Para as grandes empresas, o mercado aberto e a expansão dos títulos de renda fixa foi um alto negócio — como para as instituições financeiras, que evidentemente também participaram dele.

Para o país, o mercado aberto estava sendo um péssimo negócio. Apesar da grande expansão do dinheiro em circulação, faltava crédito para atender aos negócios das pequenas e médias empresas (centenas de milhares). Com isso, havia duas conseqüências, ambas inflacionárias:

  • de um lado, o governo hesitava em reduzir a expansão dos meios de pagamento, com medo de que a “escassez” de crédito (que, na verdade, não existe; o que existe é uma concentração do dinheiro em um setor) se acentuasse, provocando uma crise de liquidez, com falência e queda no ritmo de negócios;

  • de outro lado, o mercado financeiro, argumentando que havia “escassez” de dinheiro, passou a cobrar taxas de juros mais altas de seus clientes — e a pagar taxas de juros mais altas aos participantes do “jogo”.

FIM À ROTINA
A inflação ganhou intensidade, nesse começo de ano. O mercado financeiro, que já vinha adotando juros mais altos que os permitidos pelo governo, iniciou uma campanha para sua elevação oficial, sempre argumentando com a “escassez de dinheiro”, e alegando que, com a maior inflação, era preciso pagar juros mais altos aos compradores de títulos, ou eles teriam prejuízo — esquecendo-se de dizer que os juros no Brasil já são os mais altos de todo o mundo.

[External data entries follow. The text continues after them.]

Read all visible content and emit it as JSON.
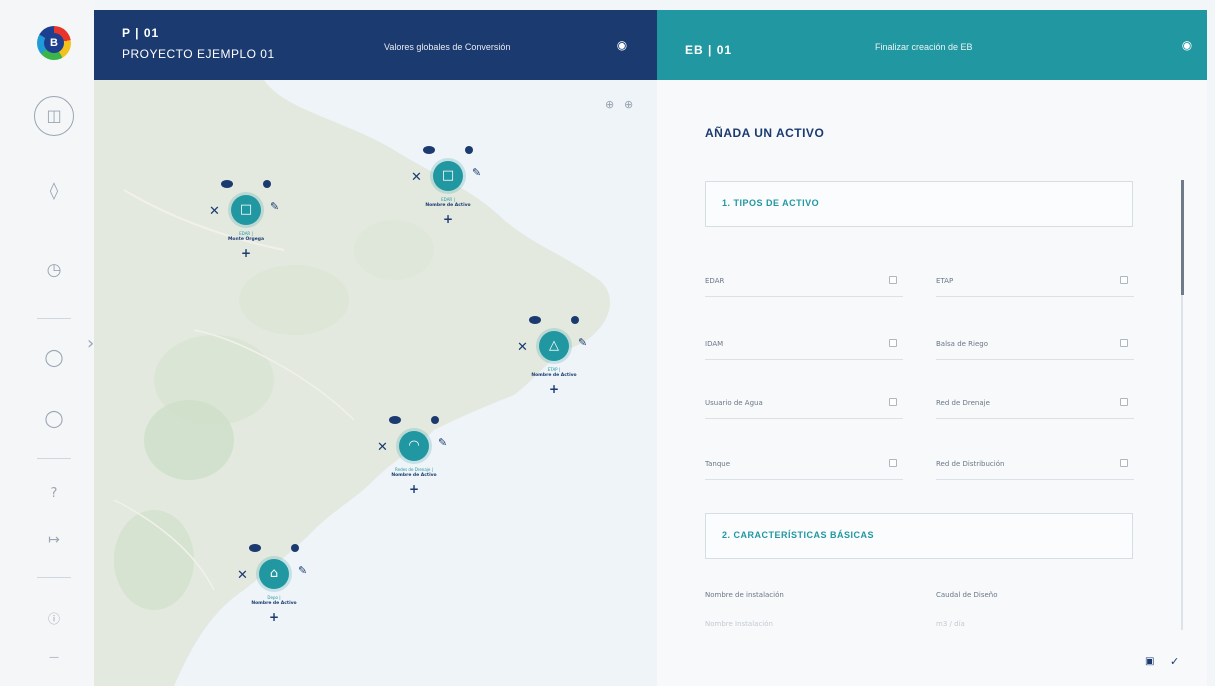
{
  "sidebar": {
    "logo_letter": "B",
    "icons": [
      "database-icon",
      "layers-icon",
      "gauge-icon",
      "user-icon",
      "users-icon",
      "help-icon",
      "logout-icon",
      "info-icon",
      "more-icon"
    ]
  },
  "header_left": {
    "code": "P | 01",
    "project_name": "PROYECTO EJEMPLO 01",
    "link": "Valores globales de Conversión"
  },
  "header_right": {
    "code": "EB | 01",
    "link": "Finalizar creación de EB"
  },
  "map": {
    "markers": [
      {
        "type": "EDAR |",
        "name": "Monte Orgega",
        "icon": "document-icon"
      },
      {
        "type": "EDAR |",
        "name": "Nombre de Activo",
        "icon": "document-icon"
      },
      {
        "type": "ETAP |",
        "name": "Nombre de Activo",
        "icon": "drop-icon"
      },
      {
        "type": "Redes de Drenaje |",
        "name": "Nombre de Activo",
        "icon": "dome-icon"
      },
      {
        "type": "Depo |",
        "name": "Nombre de Activo",
        "icon": "tank-icon"
      }
    ]
  },
  "panel": {
    "title": "AÑADA UN ACTIVO",
    "section1_title": "1. TIPOS DE ACTIVO",
    "asset_types": [
      {
        "label": "EDAR",
        "checked": false
      },
      {
        "label": "ETAP",
        "checked": false
      },
      {
        "label": "IDAM",
        "checked": false
      },
      {
        "label": "Balsa de Riego",
        "checked": false
      },
      {
        "label": "Usuario de Agua",
        "checked": false
      },
      {
        "label": "Red de Drenaje",
        "checked": false
      },
      {
        "label": "Tanque",
        "checked": false
      },
      {
        "label": "Red de Distribución",
        "checked": false
      }
    ],
    "section2_title": "2. CARACTERÍSTICAS BÁSICAS",
    "fields": [
      {
        "label": "Nombre de instalación",
        "placeholder": "Nombre Instalación"
      },
      {
        "label": "Caudal de Diseño",
        "placeholder": "m3 / día"
      }
    ]
  },
  "colors": {
    "navy": "#1b3a70",
    "teal": "#2197a1"
  }
}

O mercado financeiro acreditava que a batalha estava ganha, a partir de dois dados:

  1. a) Rotina — desde 1967 todas as pretensões do mercado financeiro foram acolhidas pelas autoridades monetárias. Às vezes encenava-se uma redução na taxa de juros — mas ela era, na prática, elevada através de outros subterfúgios;

  1. b) A situação cambial do Brasil — e aqui volta à cena a política de endividamento. O Brasil precisa pagar este ano ao exterior, pelos cálculos mais otimistas, nada menos de 5,3 bilhões de dólares, dos quais 1,5 bilhão de dólares correspondem ao déficit na balança comercial (importações maiores que as exportações); 1,8 de amortização da dívida, e cerca de 2 bilhões em serviços (juros da dívida, remessas de lucros, royalities, turismo, fretes). Ora, esses 5,3 bilhões de dólares não entrarão no Brasil através de empréstimos de governo a governo, ou de instituições financeiras, como o BID, ao governo brasileiro. Eles terão que ser obtidos através de empréstimos às empresas situadas no Brasil (nacionais, ou subsidiárias de matrizes estrangeiras). E aí surge o “nó” do modelo brasileiro: o que é que as empresas fariam com 5,3 bilhões de dólares tomados emprestados no exterior? Eles terão que ser, forçosamente, aplicados na compra de papéis de renda fixa, isto é, no mercado aberto – que deve oferecer juros altos, para compensar os juros pagos aos banqueiros internacionais, e ainda deixem um lucro às empresas “tomadoras” dos empréstimos, ou elas não se interessarão pelos empréstimos — e o país ficará sem as divisas para pagar seus compromissos.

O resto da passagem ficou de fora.